Alpha-VL / ConvMAE

ConvMAE: Masked Convolution Meets Masked Autoencoders
MIT License
477 stars 41 forks source link

mask convolution #7

Closed cathylao closed 2 years ago

cathylao commented 2 years ago

Hi! Thanks for the opensource code. I noticed that the mask convolution in the code only masks the residual block, but the skip connection does not have a mask, as shown in line 119 of "ConvMAE/vision_transformer.py". The corresponding code is as follows: "x = x + self.drop_path(self.conv2(self.attn(mask * self.conv1(self.norm1(x.permute(0, 2, 3, 1)).permute(0, 3, 1, 2))))) " Will this lead to information leakage in convolution stage?

gaopengpjlab commented 2 years ago

Thanks for your interest. There are two ways to verify information leakage or not.

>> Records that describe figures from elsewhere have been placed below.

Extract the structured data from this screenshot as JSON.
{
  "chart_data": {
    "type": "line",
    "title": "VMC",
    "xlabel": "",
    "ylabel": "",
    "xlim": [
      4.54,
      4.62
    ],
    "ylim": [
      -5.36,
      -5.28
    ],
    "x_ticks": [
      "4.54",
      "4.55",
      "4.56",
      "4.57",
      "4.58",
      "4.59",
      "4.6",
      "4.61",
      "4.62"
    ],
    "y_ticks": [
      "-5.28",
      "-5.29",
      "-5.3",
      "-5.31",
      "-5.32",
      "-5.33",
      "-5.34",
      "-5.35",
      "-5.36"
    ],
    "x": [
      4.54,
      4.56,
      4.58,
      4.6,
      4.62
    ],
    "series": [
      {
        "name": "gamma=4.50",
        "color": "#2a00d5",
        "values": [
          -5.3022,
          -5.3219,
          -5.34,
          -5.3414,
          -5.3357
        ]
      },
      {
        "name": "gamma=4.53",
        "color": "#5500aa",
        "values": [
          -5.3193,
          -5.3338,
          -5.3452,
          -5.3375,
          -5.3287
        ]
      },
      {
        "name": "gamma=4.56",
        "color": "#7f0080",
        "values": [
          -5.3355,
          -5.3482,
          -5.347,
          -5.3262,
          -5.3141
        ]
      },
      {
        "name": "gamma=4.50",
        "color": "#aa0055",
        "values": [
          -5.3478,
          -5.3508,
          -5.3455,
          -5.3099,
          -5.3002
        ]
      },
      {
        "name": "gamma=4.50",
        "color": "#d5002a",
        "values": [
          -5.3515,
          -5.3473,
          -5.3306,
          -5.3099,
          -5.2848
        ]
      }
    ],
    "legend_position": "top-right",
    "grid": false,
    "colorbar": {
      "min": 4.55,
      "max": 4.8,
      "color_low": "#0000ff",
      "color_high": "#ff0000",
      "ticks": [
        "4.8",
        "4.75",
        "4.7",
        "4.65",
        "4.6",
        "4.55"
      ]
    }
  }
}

  1. Please check the reconstruction loss. It can empirically prove there is no information leakage happen inside ConvMAE. https://drive.google.com/file/d/1Je9ClIGCQP43xC3YURVFPnaMRC0-ax1h/view?usp=sharing
  2. Inside stage 1 and stage 2, spatial information aggregation happen at depthwise convolution operation. Masking on DW can prevent information leakage. Adding mask operations on other operator is redundant.
ding3820 commented 2 years ago

Hi @gaopengpjlab and @Alpha-VL ,

I just find out this thread discussing the issue I was curious to know. I can understand that the local attention only works on dw-conv but there is still an FFN after it. It is possible that FFN mixes some information from the skip connection branch and leads to the leakage. For the extreme case, the possibility of network learning to pass the original image throughout the all model by skip connection is still held. Let me know if I misunderstand anything. Thanks!

aichifandefan commented 1 year ago

Yeach, I have the same doubt.